The changing film release model during the pandemic initially caused some strife for media companies. Some evaluated releasing movies directly on streaming services on a case-by-case basis, which Shell said NBCUniversal continues to do. Others such as Warner Bros. released many of its biggest movies on its HBO Max streaming service and in theaters at the same time.
“We’ve reacted to that by putting more money into the business,” Shell said Tuesday.
In many cases, the window to bring a film to a streaming service or premium video on demand can now be as little as 45 days, cutting the previous window in half.
Comcast‘s NBCUniversal has continued to adapt its approach on a movie-by-movie basis. Some films, such as “Nope,” are released in theaters before they become available exclusively on the company’s Peacock streaming service.

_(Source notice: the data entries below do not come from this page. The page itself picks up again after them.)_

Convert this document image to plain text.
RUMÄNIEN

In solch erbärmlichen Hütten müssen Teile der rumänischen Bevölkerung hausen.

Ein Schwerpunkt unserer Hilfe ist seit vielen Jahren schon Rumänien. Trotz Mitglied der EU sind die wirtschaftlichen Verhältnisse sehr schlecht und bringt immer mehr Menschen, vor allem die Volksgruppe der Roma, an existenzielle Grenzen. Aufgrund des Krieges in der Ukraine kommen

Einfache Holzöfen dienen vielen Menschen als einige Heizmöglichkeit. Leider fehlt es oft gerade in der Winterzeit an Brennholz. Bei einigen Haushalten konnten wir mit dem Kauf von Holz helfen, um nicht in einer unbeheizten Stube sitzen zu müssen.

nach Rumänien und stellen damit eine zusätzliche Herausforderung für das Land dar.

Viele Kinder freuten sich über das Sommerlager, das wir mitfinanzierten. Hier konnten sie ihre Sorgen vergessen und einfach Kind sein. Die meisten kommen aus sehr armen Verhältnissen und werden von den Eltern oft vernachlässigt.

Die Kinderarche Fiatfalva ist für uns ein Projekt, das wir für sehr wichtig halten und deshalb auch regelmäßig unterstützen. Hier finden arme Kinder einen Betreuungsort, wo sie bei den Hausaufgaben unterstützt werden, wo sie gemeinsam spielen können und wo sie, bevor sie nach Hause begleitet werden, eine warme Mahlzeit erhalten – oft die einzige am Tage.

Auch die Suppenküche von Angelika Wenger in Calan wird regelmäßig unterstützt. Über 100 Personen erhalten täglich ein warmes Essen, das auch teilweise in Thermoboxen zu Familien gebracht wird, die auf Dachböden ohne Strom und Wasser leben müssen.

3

Others, such as the latest installment of the “Halloween” movie franchise, are released in theaters and on the streaming service simultaneously.
“We’re making twice as many movies as our nearest competitors, and we’re buying all that content and moving it into Peacock to establish the streaming service,” Shell said.
Peacock now has 15 million paying subscribers and 30 million active accounts, Shell said on Tuesday. Much of its subscriber growth has been driven by content such as the company’s sports and movie offerings, he said.
Disclosure: Comcast is the parent company of NBCUniversal, which owns CNBC.